#1) The three excircles of triangle ABC will be tangent to the (non-extended) sides at three points. Prove that the cevians joining the vertices of the triangle with these points of tangency are concurrent.

Let ABC be any triangle. Let the circle centered at D be the excircle for the point C. Let the circle centered at E be the excircle of B and the circle centered at F be the excircle of A. Notice that the circle centered a D is tangent at L, P, J and the circle centered at E is tangent at G, H, I and the circle centered at F is tangent at M, N, K.
Claim the Cevians through the points P, H, and N are concurrent. Since CL and CJ are tangent to the circle centered a D then for the circle centered at C orthogonal to the circle centered at D and then CL and CJ are radii of this circle. Thus CL is congruent to CJ. The same argument
hold for AK congruent to AM and BI congruent to BG. Now consider the circle centered at B that is orthogonal to the circle centered at D. A similar argument yields the congruency of BL and BP. If we apply the same idea to the circle centered at C and orthogonal to the circle
centered at E we see that CH and CG are congruent. More importantly BL,
BP, CH, CG are all congruent.We can construct congruences between AJ, AP, CN and CK. As well as BM, BN, AL and AH. Notice that APCN and AHBN and CHBP. Thus AHCNBP = BNAPCH Thus
(AH/CH)(CN/BN)(BP/AP) = 1
Therefore by Ceva's theorem the segments AN, BH and CP are concurrent at the Nagel point.

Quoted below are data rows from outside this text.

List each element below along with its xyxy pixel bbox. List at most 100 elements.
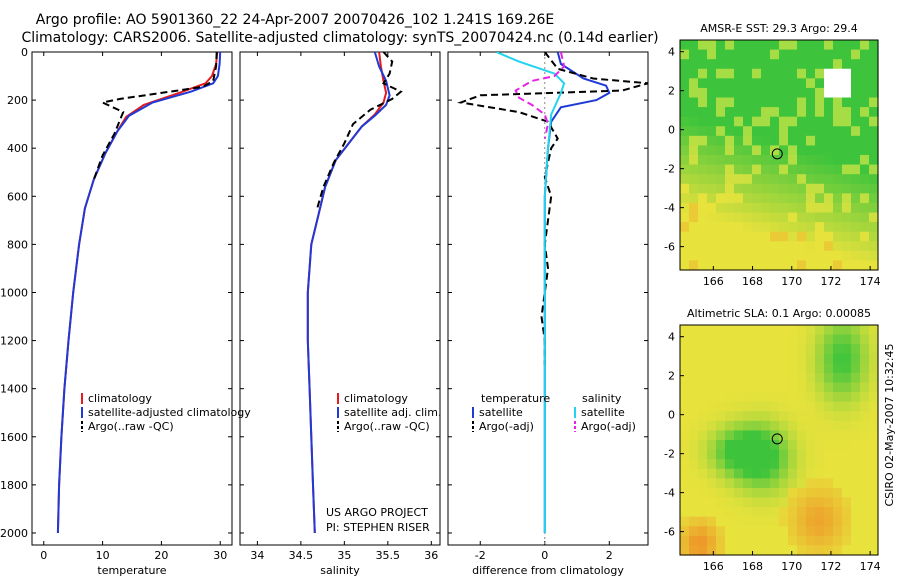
sst_map-cell [788, 78, 798, 89]
sst_map-cell [716, 202, 726, 214]
sla_map-cell [833, 497, 843, 508]
sla_map-cell [815, 507, 825, 518]
sla_map-cell [851, 516, 861, 527]
sla_map-cell [716, 420, 726, 432]
sst_map-cell [689, 212, 699, 223]
sla_map-cell [752, 478, 762, 489]
sst_map-cell [734, 155, 744, 166]
sst_map-cell [824, 40, 834, 51]
sla_map-cell [734, 478, 744, 489]
sst_map-cell [842, 107, 852, 118]
sla_map-cell [779, 545, 789, 556]
sla_map-cell [797, 411, 807, 422]
sst_map-cell [752, 174, 762, 185]
difference-series-line [457, 52, 648, 365]
sla_map-cell [833, 372, 843, 384]
sst_map-cell [824, 250, 834, 262]
sla_map-cell [815, 487, 825, 499]
salinity-legend-label: Argo(..raw -QC) [344, 420, 430, 433]
sst_map-cell [788, 241, 798, 252]
sla_map-cell [752, 507, 762, 518]
sst_map-cell [824, 164, 834, 175]
sst_map-x-tick-label: 168 [742, 275, 763, 288]
sst_map-cell [698, 183, 708, 194]
sst_map-cell [779, 164, 789, 175]
sst_map-cell [689, 193, 699, 204]
sla_map-cell [788, 344, 798, 355]
sla_map-cell [689, 334, 699, 345]
sst_map-cell [860, 59, 870, 70]
sla_map-cell [869, 535, 879, 547]
sla_map-cell [842, 449, 852, 460]
sla_map-cell [842, 392, 852, 403]
sst_map-cell [725, 59, 735, 70]
sst_map-cell [824, 87, 834, 99]
sla_map-cell [680, 344, 690, 355]
sla_map-cell [851, 468, 861, 479]
sla_map-cell [869, 430, 879, 441]
sst_map-cell [734, 183, 744, 194]
sst_map-cell [851, 241, 861, 252]
sst_map-cell [833, 126, 843, 137]
sla_map-cell [716, 449, 726, 460]
sla_map-cell [860, 497, 870, 508]
sla_map-cell [815, 449, 825, 460]
sst_map-cell [797, 49, 807, 60]
sla_map-cell [806, 487, 816, 499]
sst_map-cell [734, 68, 744, 79]
credit-label: CSIRO 02-May-2007 10:32:45 [883, 343, 896, 506]
sst_map-cell [689, 68, 699, 79]
sst_map-cell [716, 241, 726, 252]
sla_map-cell [851, 449, 861, 460]
sla_map-cell [761, 440, 771, 451]
sla_map-cell [788, 392, 798, 403]
sla_map-cell [707, 440, 717, 451]
sst_map-cell [716, 174, 726, 185]
sla_map-cell [779, 325, 789, 336]
sla_map-cell [743, 363, 753, 374]
sst_map-cell [779, 260, 789, 271]
sla_map-cell [698, 353, 708, 364]
temperature-y-tick-label: 800 [7, 238, 28, 251]
sla_map-cell [761, 353, 771, 364]
sst_map-cell [806, 87, 816, 99]
sst_map-cell [743, 155, 753, 166]
sst_map-cell [725, 116, 735, 127]
sla_map-cell [806, 468, 816, 479]
sla_map-cell [860, 363, 870, 374]
sla_map-cell [761, 478, 771, 489]
sla_map-cell [689, 420, 699, 432]
sst_map-cell [797, 107, 807, 118]
sla_map-cell [833, 545, 843, 556]
sla_map-cell [860, 545, 870, 556]
difference-x-tick-label: -2 [475, 549, 486, 562]
sst_map-cell [680, 68, 690, 79]
sst_map-cell [869, 145, 879, 156]
sst_map-cell [716, 212, 726, 223]
sst_map-cell [851, 183, 861, 194]
sst_map-cell [761, 231, 771, 242]
sst_map-cell [779, 78, 789, 89]
difference-series-line [543, 52, 611, 533]
sst_map-cell [860, 116, 870, 127]
sla_map-cell [770, 545, 780, 556]
sla_map-cell [752, 334, 762, 345]
sla_map-cell [770, 516, 780, 527]
sla_map-cell [824, 497, 834, 508]
sst_map-cell [860, 250, 870, 262]
sst_map-cell [833, 164, 843, 175]
sst_map-cell [869, 202, 879, 214]
sst_map-cell [806, 59, 816, 70]
sla_map-cell [707, 545, 717, 556]
sla_map-cell [842, 516, 852, 527]
sst_map-cell [815, 68, 825, 79]
sst_map-cell [815, 250, 825, 262]
sst_map-cell [743, 250, 753, 262]
sst_map-cell [734, 250, 744, 262]
sst_map-cell [689, 164, 699, 175]
sla_map-cell [788, 497, 798, 508]
sst_map-cell [743, 260, 753, 271]
sst_map-cell [869, 107, 879, 118]
sst_map-cell [680, 222, 690, 233]
sla_map-cell [689, 535, 699, 547]
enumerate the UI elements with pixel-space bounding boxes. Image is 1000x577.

#1) b. The relationship between 46and 16

The relationship has already been explored in homework #3 problem 6 and problem 22. Problem 6 gave us that a tangent line to a circle is perpendicular to a unique radius. Problem 22 gave us that two orthogonal circles intersect in only two points. This allows me to add the red circle centered at A and the blue circles centered at B and C. This construction allows to find these halfway points with more than the point tangent to the excircle.